British computer scientists have developed a formula to predict individuals' future movements by analyzing information in their mobile phone.
The scientists at the University of Birmingham successfully predicted future locations with an error margin of just 60 feet, The Sunday Times of London reports. The discovery has fueled privacy concerns.
While mobile phone networks can already track where a handset is in “real time,” the scientists have developed a formula for forecasting our future movements, The Sunday Times reports.
They compared data from social networking sites to predict a person’s future location based on places and areas visited in the past and the frequency of contact between those studied, The Sunday Times reported.
If, for example, two individuals who have close contact visit a particular restaurant, it is highly likely that this is where they will be the next time they are both heading towards the area where the restaurant is.
This means that mobile phone providers will be able to predict the future whereabouts of their customers, The Sunday Times reports.
The study used mobile phone data from 200 people living in the vicinity of Lausanne in Switzerland.

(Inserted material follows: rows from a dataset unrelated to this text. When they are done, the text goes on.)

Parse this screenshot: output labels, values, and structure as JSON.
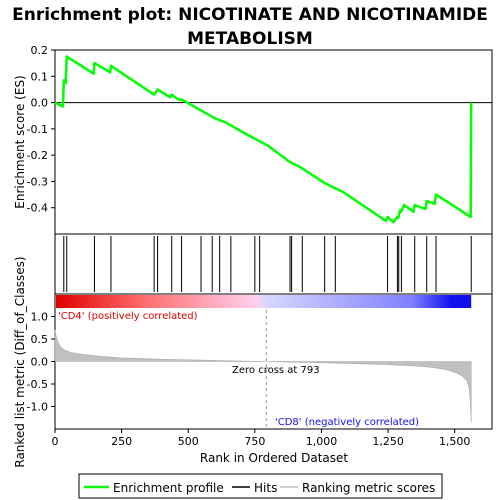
{
  "chart_data": {
    "type": "line",
    "title_line1": "Enrichment plot: NICOTINATE AND NICOTINAMIDE",
    "title_line2": "METABOLISM",
    "top_panel": {
      "ylabel": "Enrichment score (ES)",
      "ylim": [
        -0.5,
        0.2
      ],
      "yticks": [
        0.2,
        0.1,
        0.0,
        -0.1,
        -0.2,
        -0.3,
        -0.4
      ],
      "ytick_labels": [
        "0.2",
        "0.1",
        "0.0",
        "-0.1",
        "-0.2",
        "-0.3",
        "-0.4"
      ],
      "grid": false,
      "series": [
        {
          "name": "Enrichment profile",
          "color": "#00ff00",
          "x": [
            0,
            30,
            33,
            40,
            44,
            145,
            148,
            207,
            210,
            372,
            385,
            432,
            438,
            465,
            475,
            600,
            640,
            700,
            800,
            880,
            920,
            1010,
            1040,
            1080,
            1242,
            1248,
            1270,
            1285,
            1288,
            1295,
            1300,
            1310,
            1345,
            1350,
            1390,
            1395,
            1425,
            1430,
            1560,
            1562
          ],
          "y": [
            0.0,
            -0.015,
            0.085,
            0.075,
            0.175,
            0.11,
            0.15,
            0.115,
            0.14,
            0.03,
            0.05,
            0.02,
            0.03,
            0.01,
            0.012,
            -0.06,
            -0.075,
            -0.11,
            -0.165,
            -0.225,
            -0.245,
            -0.305,
            -0.32,
            -0.34,
            -0.45,
            -0.435,
            -0.455,
            -0.435,
            -0.44,
            -0.41,
            -0.415,
            -0.39,
            -0.415,
            -0.39,
            -0.405,
            -0.375,
            -0.385,
            -0.35,
            -0.435,
            0.0
          ]
        }
      ]
    },
    "hits_panel": {
      "name": "Hits",
      "color": "#000000",
      "positions": [
        33,
        44,
        148,
        210,
        372,
        385,
        438,
        475,
        548,
        590,
        618,
        660,
        750,
        768,
        882,
        888,
        928,
        1012,
        1052,
        1248,
        1285,
        1290,
        1300,
        1350,
        1395,
        1430,
        1562
      ]
    },
    "heat_strip": {
      "positive_label": "'CD4' (positively correlated)",
      "negative_label": "'CD8' (negatively correlated)",
      "positive_color": "#e00000",
      "negative_color": "#1010ee",
      "crossing_rank": 793
    },
    "bottom_panel": {
      "ylabel": "Ranked list metric (Diff_of_Classes)",
      "xlabel": "Rank in Ordered Dataset",
      "ylim": [
        -1.5,
        1.5
      ],
      "yticks": [
        1.0,
        0.5,
        0.0,
        -0.5,
        -1.0
      ],
      "ytick_labels": [
        "1.0",
        "0.5",
        "0.0",
        "-0.5",
        "-1.0"
      ],
      "xlim": [
        0,
        1640
      ],
      "xticks": [
        0,
        250,
        500,
        750,
        1000,
        1250,
        1500
      ],
      "xtick_labels": [
        "0",
        "250",
        "500",
        "750",
        "1,000",
        "1,250",
        "1,500"
      ],
      "zero_cross_label": "Zero cross at 793",
      "series": [
        {
          "name": "Ranking metric scores",
          "color": "#c0c0c0",
          "x": [
            0,
            3,
            8,
            15,
            25,
            40,
            60,
            90,
            130,
            180,
            250,
            350,
            450,
            550,
            650,
            750,
            793,
            850,
            950,
            1050,
            1150,
            1250,
            1300,
            1350,
            1400,
            1450,
            1480,
            1510,
            1530,
            1545,
            1553,
            1558,
            1562
          ],
          "y": [
            0.7,
            0.6,
            0.48,
            0.38,
            0.3,
            0.24,
            0.2,
            0.17,
            0.14,
            0.11,
            0.08,
            0.06,
            0.045,
            0.03,
            0.015,
            0.004,
            0.0,
            -0.008,
            -0.02,
            -0.035,
            -0.05,
            -0.07,
            -0.085,
            -0.1,
            -0.12,
            -0.16,
            -0.2,
            -0.26,
            -0.33,
            -0.42,
            -0.55,
            -0.8,
            -1.35
          ]
        }
      ]
    },
    "legend": {
      "items": [
        {
          "label": "Enrichment profile",
          "color": "#00ff00"
        },
        {
          "label": "Hits",
          "color": "#000000"
        },
        {
          "label": "Ranking metric scores",
          "color": "#c0c0c0"
        }
      ]
    }
  }
}
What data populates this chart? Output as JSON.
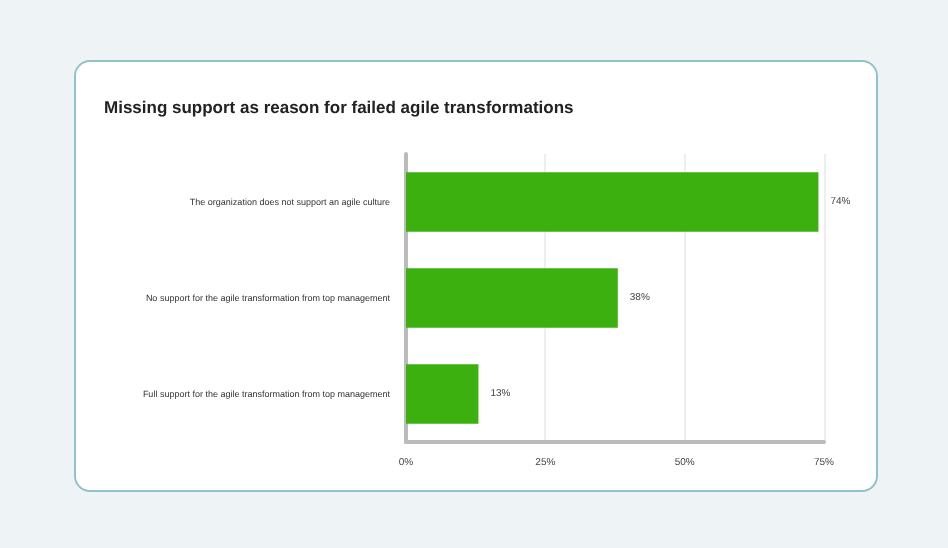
{
  "chart_data": {
    "type": "bar",
    "orientation": "horizontal",
    "title": "Missing support as reason for failed agile transformations",
    "categories": [
      "The organization does not support an agile culture",
      "No support for the agile transformation from top management",
      "Full support for the agile transformation from top management"
    ],
    "values": [
      74,
      38,
      13
    ],
    "value_labels": [
      "74%",
      "38%",
      "13%"
    ],
    "color": "#3cb00f",
    "xlim": [
      0,
      75
    ],
    "xticks": [
      {
        "value": 0,
        "label": "0%"
      },
      {
        "value": 25,
        "label": "25%"
      },
      {
        "value": 50,
        "label": "50%"
      },
      {
        "value": 75,
        "label": "75%"
      }
    ],
    "grid": "x"
  }
}
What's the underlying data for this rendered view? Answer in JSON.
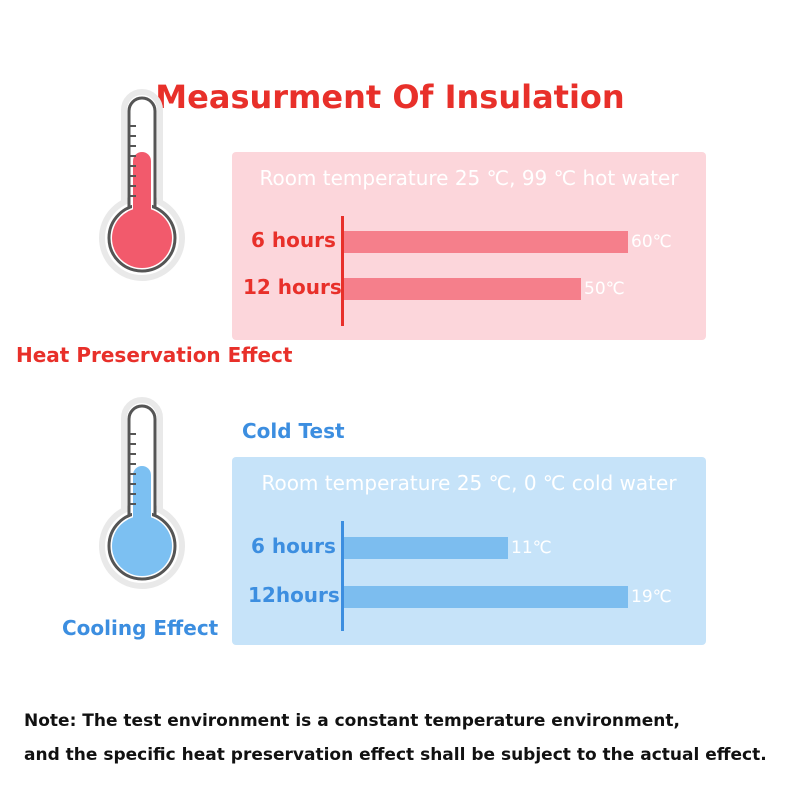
{
  "title": "Measurment Of Insulation",
  "colors": {
    "title": "#e8302a",
    "hot_panel_bg": "#fcd6db",
    "hot_bar": "#f57f8b",
    "hot_label": "#e8302a",
    "cold_panel_bg": "#c6e3f9",
    "cold_bar": "#7cbdef",
    "cold_label": "#3c8ee0"
  },
  "icons": [
    "thermometer-hot-icon",
    "thermometer-cold-icon"
  ],
  "hot": {
    "effect_label": "Heat Preservation Effect"
  },
  "cold": {
    "section_label": "Cold Test",
    "effect_label": "Cooling Effect"
  },
  "note": {
    "line1": "Note: The test environment is a constant temperature environment,",
    "line2": "and the specific heat preservation effect shall be subject to the actual effect."
  },
  "chart_data": [
    {
      "type": "bar",
      "orientation": "horizontal",
      "title": "Room temperature 25 ℃, 99 ℃ hot water",
      "categories": [
        "6 hours",
        "12 hours"
      ],
      "values": [
        60,
        50
      ],
      "value_labels": [
        "60℃",
        "50℃"
      ],
      "xlim": [
        0,
        60
      ]
    },
    {
      "type": "bar",
      "orientation": "horizontal",
      "title": "Room temperature 25 ℃, 0 ℃ cold water",
      "categories": [
        "6 hours",
        "12hours"
      ],
      "values": [
        11,
        19
      ],
      "value_labels": [
        "11℃",
        "19℃"
      ],
      "xlim": [
        0,
        19
      ]
    }
  ]
}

“Information extracted from the usage of a mobile phone is an intriguing source of data about people’s behavior,” Dr. Mirco Musolesi, who led the study, told The Times.
He said that the formula may not reflect the general population and would be more accurate in cities where people’s moves tend to be synchronized.
But some groups have said the technology would invade privacy.
“This development highlights huge privacy concerns,” Emma Carr, deputy director of Big Brother Watch, told The Sunday Times.